Software developers working in sync with engineers
The development of software for the plumbing and mechanical engineering and contracting market moves at a rapid pace.
The development of software for the plumbing and mechanical engineering and contracting market moves at a rapid pace. Developers are attributing that evolution to the cooperative partnership with engineers and contractors.
“Trimble works with its customers every day for feedback on market trends or special requirements,” says Brett Stacks, a segment manager for MEP solutions at Trimble. “We even have organized regular roundtable discussions with key companies or influential market users even if they currently are not using Trimble’s products.”
Steven Butler, a senior industry strategy manager for MEP for Autodesk, states the company learns a great deal from meetings with industry members.
“Autodesk proactively works with mechanical and plumbing engineers and contractors throughout its development process,” he says. “These activities include inviting customers to attend development-review meetings where they can provide immediate feedback on new feature developments. This also includes new-release testing activities conducted at various locations across the world.”
One of Trimble’s main software programs for MEP engineers and contractors is SysQue, an add-on for Revit. It provides users with the tools to create levels of development (LOD) 400 models based on manufacturer-driven content.
“By providing a Revit-based solution and backing it with millions of manufacturer-based content, engineers and contractors no longer are required to export or convert design models to AutoCAD,” Stacks notes. “It only requires them to later rebuild or redraw the model from scratch.”

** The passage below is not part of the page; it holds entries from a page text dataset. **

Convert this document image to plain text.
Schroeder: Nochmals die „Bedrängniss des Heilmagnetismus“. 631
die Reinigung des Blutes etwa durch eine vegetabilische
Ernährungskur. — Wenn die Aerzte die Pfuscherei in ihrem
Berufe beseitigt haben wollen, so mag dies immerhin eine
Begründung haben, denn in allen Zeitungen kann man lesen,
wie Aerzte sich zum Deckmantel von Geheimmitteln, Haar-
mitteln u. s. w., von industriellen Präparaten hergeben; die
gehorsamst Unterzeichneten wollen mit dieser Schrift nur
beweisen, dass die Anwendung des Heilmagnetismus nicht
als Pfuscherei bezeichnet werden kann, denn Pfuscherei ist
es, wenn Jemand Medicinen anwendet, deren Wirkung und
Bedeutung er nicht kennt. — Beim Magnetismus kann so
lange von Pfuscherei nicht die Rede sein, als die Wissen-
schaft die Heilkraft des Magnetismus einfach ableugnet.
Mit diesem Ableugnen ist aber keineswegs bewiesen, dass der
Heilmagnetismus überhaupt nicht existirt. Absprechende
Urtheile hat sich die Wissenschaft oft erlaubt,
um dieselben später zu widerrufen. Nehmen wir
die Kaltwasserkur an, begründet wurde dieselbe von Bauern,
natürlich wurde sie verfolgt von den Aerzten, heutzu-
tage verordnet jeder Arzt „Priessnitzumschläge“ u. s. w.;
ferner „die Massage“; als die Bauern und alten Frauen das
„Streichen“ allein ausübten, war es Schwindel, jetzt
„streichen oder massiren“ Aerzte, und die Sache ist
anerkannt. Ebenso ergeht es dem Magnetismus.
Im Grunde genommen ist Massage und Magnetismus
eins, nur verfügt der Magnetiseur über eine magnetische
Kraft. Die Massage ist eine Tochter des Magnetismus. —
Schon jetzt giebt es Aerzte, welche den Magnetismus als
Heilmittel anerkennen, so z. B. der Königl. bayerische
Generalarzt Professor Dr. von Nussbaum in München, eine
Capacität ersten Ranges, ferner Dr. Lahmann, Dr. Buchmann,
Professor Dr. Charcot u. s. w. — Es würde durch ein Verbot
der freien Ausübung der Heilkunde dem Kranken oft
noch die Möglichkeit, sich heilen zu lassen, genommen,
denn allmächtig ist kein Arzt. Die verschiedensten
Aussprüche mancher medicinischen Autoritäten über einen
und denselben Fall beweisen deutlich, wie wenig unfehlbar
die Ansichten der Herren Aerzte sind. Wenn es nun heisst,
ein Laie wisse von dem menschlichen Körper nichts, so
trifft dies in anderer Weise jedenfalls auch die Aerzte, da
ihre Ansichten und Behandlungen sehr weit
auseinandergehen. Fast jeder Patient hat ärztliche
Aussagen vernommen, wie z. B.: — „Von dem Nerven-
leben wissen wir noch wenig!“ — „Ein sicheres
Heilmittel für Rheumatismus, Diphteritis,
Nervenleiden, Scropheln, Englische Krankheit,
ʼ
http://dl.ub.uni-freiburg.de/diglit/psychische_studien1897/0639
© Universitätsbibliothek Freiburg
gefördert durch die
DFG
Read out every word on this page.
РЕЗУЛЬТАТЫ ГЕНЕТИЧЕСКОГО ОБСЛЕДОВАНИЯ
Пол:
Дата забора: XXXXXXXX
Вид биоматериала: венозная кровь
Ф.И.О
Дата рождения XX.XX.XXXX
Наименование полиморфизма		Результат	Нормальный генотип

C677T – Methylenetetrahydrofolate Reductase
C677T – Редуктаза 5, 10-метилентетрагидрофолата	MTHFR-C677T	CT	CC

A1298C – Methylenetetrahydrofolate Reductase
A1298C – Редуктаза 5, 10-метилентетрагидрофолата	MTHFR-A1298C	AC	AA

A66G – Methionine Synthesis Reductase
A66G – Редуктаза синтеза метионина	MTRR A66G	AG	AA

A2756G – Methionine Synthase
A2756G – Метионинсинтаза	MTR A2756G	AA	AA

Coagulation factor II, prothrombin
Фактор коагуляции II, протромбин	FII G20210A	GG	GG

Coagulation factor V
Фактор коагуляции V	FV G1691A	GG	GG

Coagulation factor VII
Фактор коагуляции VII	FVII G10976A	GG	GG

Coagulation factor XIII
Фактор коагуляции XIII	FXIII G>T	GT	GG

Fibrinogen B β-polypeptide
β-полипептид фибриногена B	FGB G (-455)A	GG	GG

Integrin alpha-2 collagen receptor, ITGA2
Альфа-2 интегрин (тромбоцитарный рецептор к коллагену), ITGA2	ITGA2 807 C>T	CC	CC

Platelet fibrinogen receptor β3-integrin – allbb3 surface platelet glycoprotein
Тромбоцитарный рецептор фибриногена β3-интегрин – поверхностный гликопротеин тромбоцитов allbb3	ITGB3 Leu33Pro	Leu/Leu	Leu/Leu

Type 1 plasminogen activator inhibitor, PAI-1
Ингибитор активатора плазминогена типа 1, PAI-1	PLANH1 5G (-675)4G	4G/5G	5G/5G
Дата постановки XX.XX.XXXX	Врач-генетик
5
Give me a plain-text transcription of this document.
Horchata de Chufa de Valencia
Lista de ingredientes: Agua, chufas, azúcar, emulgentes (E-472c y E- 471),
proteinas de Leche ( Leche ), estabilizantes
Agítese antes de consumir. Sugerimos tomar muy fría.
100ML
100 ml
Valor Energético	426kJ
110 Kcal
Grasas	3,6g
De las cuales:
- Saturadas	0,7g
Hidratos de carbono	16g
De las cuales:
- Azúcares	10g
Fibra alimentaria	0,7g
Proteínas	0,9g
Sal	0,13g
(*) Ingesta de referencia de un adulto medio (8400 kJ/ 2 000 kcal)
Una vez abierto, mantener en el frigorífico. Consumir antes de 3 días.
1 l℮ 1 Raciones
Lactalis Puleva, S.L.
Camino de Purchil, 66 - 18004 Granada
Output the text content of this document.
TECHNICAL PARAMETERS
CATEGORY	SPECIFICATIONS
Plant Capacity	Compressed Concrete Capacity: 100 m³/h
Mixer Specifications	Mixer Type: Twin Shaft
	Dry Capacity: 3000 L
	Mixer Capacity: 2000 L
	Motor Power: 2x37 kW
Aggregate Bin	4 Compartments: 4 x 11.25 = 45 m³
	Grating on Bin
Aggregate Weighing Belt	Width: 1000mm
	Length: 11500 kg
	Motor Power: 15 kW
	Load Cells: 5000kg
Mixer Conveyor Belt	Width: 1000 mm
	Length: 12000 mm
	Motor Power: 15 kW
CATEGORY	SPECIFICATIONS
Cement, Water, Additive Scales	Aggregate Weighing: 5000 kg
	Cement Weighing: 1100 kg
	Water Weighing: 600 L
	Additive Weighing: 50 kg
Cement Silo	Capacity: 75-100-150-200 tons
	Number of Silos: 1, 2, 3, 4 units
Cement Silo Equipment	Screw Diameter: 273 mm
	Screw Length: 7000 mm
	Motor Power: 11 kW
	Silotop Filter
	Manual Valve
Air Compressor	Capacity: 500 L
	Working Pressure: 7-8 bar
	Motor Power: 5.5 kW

Stacks continues: “By staying on Revit and working with native Revit components, a contractor can add detail to the original design model, maintain design information and collaborate more deeply with the engineer as well as other contractors who already are in that platform.”
Also recently, Trimble acquired Building Data, a MEP data-supply service. Stacks believes this and SysQue are a great start to improving project collaboration.
“Trimble wants to expand that collaboration further by enabling better workflow and cooperation between other departments such as estimating, shop fabrication, procurement and the field. While Trimble provides solutions for all these project stages, there is little data shared between them,” he explains.
Butler says it is critical to allow plumbing and mechanical engineers to iterate over design options more easily, as well as more reliably be able to simulate system performance.
“Engineers who have adopted BIM are increasingly looking to achieve more with the model. They are exploring new ways to mine the model and its data and help inform design decisions,” he says. “As such, we are seeing a significant increase in the use of generative and computation design tools, as well as simulation.”
Butler adds: “We also are seeing an increase in the use of augmented reality, virtual reality and mixed reality, both for design and construction, as the technology becomes more capable and robust. As these technologies emerge, the cloud becomes a fundamental part of the process, both in powering their capabilities as well as enabling improved collaborations and communications.”
Autodesk notes its flagship product has improved with calculations for hydronic networks, greater support for complex networks and slopped pipe-modeling enhancements.
“All these help to increase user productivity and improve model accuracy,” Butler says.
Cooperation with manufacturers is of the utmost importance in the development process of both Trimble and Autodesk products.
“Autodesk works with a number of manufacturers in various capacities to support our mutual customers,” Butler says. “Many manufacturers are beginning to provide BIM content and are keen to understand the company’s strategy to ensure alignment.”
Trimble states it has always been involved with manufacturers and previously maintained most of those relationships through its Trade Service organization that supplies pricing information for manufacturer fittings. Building Data also managed its partnerships to make sure dimensional, specification and other manufacturer information was correctly being distributed through its service. With both under the same company umbrella, nothing is expected to change.
“We see this content as key to the success of our clients who need to accurately estimate, model and construct based on this very information,” Stacks says.